Added fetch throttling mechanism. target_fetch_quota_byte_rate - target fetch size quota byte rate for client (bytes per second). Disabled by default

dlex · 2022-12-15T23:38:25Z

src/v/kafka/server/connection_context.h

@@ -29,6 +29,7 @@
 #include <absl/container/flat_hash_map.h>

 #include <memory>
+#include <string_view>


string_view is not used in this header

src/v/kafka/server/connection_context.cc

dlex · 2022-12-16T02:56:29Z

src/v/kafka/server/connection_context.h

@@ -302,6 +309,7 @@ class connection_context final
    const bool _enable_authorizer;
    ctx_log _authlog;
    std::optional<security::tls::mtls_state> _mtls_state;
+    request_data _request_data;


(discuss) Can it be a better idea to save this data in session_resources instead? As far as I understand, session_resources is an object that is local to handling of a request, and is strogly associated with it. Whereas connection_context is a long living one with lifetime same as connection's, and shared between all the requests from that connection.

dlex · 2022-12-16T03:15:15Z

src/v/config/configuration.cc

+      "target_fetch_quota_byte_rate",
+      "Target fetch size quota byte rate (bytes per second) - disabled default",
+      {.needs_restart = needs_restart::no, .visibility = visibility::user},
+      std::nullopt)


(discuss) I think there is some value in making the response TP rate limiting symmetric to request TP limiting. Request TP limit default is 2GB/s, and when it was introduced it was not 100% compatible to what had been before. However the 2GB/s is quite a huge limit and I don't think that many of our customers can ever face it. Please let me know if you think there are any pros for making it different in this case.

I think that we can make this disabled by default to save previous behavior.
It is hard to understand how much customers really consume. Maybe somebody have multiple consumers with same client_id
If customer wants this limit, he can configure it

dlex · 2022-12-16T03:25:08Z

src/v/kafka/server/quota_manager.cc

+          rate,
+          *_target_fetch_tp_rate(),
+          it->second.tp_fetch_rate.window_size());
+    }


I would suggest to supply rate_tracker& and uint32_t target_fetch_rate as arguments to quota_manager::throttle(). Then enum request_type won't be needed and the code will be saved from extra branching and from the code duplication above.

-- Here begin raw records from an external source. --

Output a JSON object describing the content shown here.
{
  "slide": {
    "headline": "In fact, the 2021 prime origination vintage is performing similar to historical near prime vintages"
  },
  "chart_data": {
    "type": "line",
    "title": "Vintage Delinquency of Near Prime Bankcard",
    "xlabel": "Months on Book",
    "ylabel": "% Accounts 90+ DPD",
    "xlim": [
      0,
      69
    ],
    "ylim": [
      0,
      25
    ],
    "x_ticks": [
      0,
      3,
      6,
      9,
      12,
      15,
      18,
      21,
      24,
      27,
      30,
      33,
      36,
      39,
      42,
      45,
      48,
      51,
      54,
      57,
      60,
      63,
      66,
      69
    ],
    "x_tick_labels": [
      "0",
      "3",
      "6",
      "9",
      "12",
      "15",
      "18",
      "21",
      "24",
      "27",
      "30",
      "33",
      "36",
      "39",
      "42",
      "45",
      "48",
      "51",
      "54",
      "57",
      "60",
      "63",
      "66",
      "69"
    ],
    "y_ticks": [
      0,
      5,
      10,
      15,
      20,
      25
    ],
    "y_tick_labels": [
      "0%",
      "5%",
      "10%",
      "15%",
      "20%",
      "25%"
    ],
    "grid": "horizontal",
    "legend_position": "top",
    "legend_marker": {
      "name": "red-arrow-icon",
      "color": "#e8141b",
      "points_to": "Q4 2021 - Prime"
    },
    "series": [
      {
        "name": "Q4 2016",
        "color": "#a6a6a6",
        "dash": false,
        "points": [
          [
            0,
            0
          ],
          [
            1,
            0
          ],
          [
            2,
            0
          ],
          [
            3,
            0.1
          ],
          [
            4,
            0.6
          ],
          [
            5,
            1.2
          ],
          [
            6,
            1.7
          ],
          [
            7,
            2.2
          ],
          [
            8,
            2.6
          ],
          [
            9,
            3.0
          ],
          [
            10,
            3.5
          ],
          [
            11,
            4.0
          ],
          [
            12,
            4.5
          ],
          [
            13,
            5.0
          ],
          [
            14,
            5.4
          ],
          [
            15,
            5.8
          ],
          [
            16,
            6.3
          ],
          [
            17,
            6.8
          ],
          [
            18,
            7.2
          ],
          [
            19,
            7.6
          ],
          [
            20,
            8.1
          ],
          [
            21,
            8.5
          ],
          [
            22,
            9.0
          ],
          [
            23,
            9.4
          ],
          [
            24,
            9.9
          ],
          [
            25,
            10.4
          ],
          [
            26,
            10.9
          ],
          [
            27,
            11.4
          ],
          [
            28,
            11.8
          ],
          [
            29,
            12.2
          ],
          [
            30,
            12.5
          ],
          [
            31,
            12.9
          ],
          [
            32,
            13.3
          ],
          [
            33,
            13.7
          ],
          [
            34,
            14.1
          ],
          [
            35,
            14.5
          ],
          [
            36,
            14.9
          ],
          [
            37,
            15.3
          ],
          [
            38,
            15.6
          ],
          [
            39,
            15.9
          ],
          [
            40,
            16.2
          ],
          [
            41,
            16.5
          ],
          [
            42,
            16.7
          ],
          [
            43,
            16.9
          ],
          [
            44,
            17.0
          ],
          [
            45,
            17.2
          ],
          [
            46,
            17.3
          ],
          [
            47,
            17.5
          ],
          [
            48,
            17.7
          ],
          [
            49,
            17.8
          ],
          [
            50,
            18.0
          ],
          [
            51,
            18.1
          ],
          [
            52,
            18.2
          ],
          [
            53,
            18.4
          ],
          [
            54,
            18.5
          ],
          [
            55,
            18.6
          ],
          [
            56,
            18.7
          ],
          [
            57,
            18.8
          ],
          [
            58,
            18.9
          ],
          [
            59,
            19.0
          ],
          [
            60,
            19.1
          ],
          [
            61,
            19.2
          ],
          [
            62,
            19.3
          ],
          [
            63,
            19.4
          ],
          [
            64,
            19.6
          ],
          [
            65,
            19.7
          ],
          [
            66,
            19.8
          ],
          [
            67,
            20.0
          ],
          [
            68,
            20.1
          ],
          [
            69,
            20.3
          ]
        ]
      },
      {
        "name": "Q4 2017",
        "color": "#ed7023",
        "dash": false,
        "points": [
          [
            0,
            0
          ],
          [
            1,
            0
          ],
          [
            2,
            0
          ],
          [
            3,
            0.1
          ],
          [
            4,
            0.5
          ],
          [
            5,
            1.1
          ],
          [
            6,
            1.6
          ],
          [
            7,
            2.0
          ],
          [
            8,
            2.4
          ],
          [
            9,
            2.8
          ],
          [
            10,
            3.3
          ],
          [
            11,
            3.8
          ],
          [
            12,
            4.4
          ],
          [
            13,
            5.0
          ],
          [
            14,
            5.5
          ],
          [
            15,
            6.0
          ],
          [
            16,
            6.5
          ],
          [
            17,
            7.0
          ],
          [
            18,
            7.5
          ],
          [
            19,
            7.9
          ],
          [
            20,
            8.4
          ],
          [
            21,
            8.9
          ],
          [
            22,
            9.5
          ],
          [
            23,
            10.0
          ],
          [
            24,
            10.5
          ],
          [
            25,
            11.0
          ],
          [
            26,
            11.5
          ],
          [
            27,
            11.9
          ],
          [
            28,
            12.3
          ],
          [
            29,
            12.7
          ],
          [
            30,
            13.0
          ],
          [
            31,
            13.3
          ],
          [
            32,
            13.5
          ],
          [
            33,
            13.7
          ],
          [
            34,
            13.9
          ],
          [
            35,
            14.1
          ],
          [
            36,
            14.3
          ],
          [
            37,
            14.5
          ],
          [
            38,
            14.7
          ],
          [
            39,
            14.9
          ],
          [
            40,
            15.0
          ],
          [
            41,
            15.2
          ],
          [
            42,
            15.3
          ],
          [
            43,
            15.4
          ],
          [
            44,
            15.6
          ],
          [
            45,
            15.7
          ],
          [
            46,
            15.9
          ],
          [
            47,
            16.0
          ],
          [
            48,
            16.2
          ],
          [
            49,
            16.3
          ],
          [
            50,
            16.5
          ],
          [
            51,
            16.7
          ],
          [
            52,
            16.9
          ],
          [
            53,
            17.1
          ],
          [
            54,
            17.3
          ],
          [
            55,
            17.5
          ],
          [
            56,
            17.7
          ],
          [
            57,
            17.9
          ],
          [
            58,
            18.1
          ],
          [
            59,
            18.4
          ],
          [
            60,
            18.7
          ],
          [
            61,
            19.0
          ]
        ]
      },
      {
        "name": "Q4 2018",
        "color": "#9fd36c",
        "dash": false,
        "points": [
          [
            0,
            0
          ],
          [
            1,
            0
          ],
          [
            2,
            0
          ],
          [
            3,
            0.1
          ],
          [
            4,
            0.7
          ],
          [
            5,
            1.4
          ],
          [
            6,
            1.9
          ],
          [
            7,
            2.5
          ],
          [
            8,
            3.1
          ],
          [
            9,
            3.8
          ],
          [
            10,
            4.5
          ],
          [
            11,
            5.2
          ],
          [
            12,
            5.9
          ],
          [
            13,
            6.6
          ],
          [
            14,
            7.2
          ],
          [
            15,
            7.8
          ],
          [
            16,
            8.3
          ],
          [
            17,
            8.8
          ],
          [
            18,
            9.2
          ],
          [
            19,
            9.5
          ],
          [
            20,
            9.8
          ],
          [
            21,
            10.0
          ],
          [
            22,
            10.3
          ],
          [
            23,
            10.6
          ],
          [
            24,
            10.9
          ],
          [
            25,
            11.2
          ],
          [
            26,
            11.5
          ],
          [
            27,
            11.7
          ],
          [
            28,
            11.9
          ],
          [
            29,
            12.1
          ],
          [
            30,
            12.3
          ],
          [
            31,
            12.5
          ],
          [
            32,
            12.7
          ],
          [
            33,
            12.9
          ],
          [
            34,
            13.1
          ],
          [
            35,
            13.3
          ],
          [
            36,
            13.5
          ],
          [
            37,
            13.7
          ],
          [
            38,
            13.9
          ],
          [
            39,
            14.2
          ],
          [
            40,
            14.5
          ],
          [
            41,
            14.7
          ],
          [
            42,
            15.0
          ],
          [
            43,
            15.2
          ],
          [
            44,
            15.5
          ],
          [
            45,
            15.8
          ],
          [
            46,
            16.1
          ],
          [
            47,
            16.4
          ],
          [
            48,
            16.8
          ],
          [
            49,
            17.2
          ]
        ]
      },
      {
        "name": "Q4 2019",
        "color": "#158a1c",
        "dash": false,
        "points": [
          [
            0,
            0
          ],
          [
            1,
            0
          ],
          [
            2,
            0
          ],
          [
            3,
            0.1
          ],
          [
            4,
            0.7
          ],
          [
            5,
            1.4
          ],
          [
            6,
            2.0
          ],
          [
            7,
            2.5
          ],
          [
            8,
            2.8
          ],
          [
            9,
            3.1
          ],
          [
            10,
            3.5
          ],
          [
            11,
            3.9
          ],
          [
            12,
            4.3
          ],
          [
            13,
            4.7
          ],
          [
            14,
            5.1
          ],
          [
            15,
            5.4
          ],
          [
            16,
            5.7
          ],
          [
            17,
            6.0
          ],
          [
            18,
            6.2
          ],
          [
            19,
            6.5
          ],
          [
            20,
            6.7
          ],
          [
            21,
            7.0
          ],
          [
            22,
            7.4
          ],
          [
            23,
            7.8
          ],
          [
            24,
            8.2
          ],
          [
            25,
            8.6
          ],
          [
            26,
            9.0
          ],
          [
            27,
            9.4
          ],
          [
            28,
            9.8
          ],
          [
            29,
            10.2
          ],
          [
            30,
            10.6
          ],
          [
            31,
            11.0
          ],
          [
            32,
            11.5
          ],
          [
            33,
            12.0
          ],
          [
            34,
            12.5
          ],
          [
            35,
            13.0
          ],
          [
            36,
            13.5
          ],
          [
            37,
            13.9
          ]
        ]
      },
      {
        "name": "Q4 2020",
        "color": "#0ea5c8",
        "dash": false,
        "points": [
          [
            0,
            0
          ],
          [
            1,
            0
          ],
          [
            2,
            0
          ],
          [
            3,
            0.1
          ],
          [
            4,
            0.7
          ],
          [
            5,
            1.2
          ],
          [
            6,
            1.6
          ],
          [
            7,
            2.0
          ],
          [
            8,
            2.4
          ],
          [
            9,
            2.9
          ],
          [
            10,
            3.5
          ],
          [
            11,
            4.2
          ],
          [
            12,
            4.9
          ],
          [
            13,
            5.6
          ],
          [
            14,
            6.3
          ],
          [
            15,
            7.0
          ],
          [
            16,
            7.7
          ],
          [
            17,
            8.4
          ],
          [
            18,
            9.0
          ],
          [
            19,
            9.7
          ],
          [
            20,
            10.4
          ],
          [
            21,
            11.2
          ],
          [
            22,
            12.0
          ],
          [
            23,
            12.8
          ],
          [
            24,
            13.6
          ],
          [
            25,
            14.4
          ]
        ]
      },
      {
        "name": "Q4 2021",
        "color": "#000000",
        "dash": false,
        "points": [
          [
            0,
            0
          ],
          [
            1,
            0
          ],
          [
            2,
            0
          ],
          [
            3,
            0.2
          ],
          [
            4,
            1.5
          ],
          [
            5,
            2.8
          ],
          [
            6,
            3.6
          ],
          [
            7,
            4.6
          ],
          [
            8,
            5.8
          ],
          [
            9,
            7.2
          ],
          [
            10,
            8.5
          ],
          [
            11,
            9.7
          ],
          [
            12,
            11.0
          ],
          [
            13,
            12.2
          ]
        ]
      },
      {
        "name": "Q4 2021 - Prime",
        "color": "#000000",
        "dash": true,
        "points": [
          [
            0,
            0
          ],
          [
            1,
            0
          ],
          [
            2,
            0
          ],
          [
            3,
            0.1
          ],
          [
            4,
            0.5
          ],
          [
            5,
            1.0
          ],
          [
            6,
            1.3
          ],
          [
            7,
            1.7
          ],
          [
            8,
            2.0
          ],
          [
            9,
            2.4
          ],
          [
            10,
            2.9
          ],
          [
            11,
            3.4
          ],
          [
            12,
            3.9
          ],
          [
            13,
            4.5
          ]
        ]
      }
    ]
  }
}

src/v/kafka/server/quota_manager.cc

src/v/resource_mgmt/rate.h

src/v/kafka/server/quota_manager.cc

dlex · 2022-12-16T03:48:47Z

tests/rptest/tests/cluster_quota_test.py

+        consumer.poll(timeout_ms=1000, max_records=1)
+        assert consumer.metrics(
+        )["consumer-fetch-manager-metrics"]["fetch-throttle-time-max"] > 0
+


Besides just the fact that throttling occurs, it would be great to verify that the actual configured limit is honoured. For example, consume 100MB at 10MB/s rate and make sure that it does not happen faster than in 10s.

tests/rptest/tests/cluster_quota_test.py

emaxerrno · 2022-12-30T15:27:55Z

Question - per session (tcp) couldn’t the source core keep a float32 of a rate of bytes of fetches and predictively slow down the fetch request size by mutating the request object itself for some time period like say every 3 seconds it resets if no fetch is received

ZeDRoman · 2023-01-06T12:27:49Z

Question - per session (tcp) couldn’t the source core keep a float32 of a rate of bytes of fetches and predictively slow down the fetch request size by mutating the request object itself for some time period like say every 3 seconds it resets if no fetch is received

Do you mean something like predict next fetch size according to previous results?

dlex

LGTM

dlex · 2023-01-07T01:54:36Z

src/v/kafka/server/connection_context.cc

+              == fetch_api::key) {
+                _server.quota_mgr().record_fetch_tp(
+                  resp_and_res.resources->request_data.client_id, msg.size());
+            }


nit: I think the try...catch here is only intended to mask exceptions thrown in conn->write(), so I would rather place this call before try.

ZeDRoman · 2023-01-09T13:12:55Z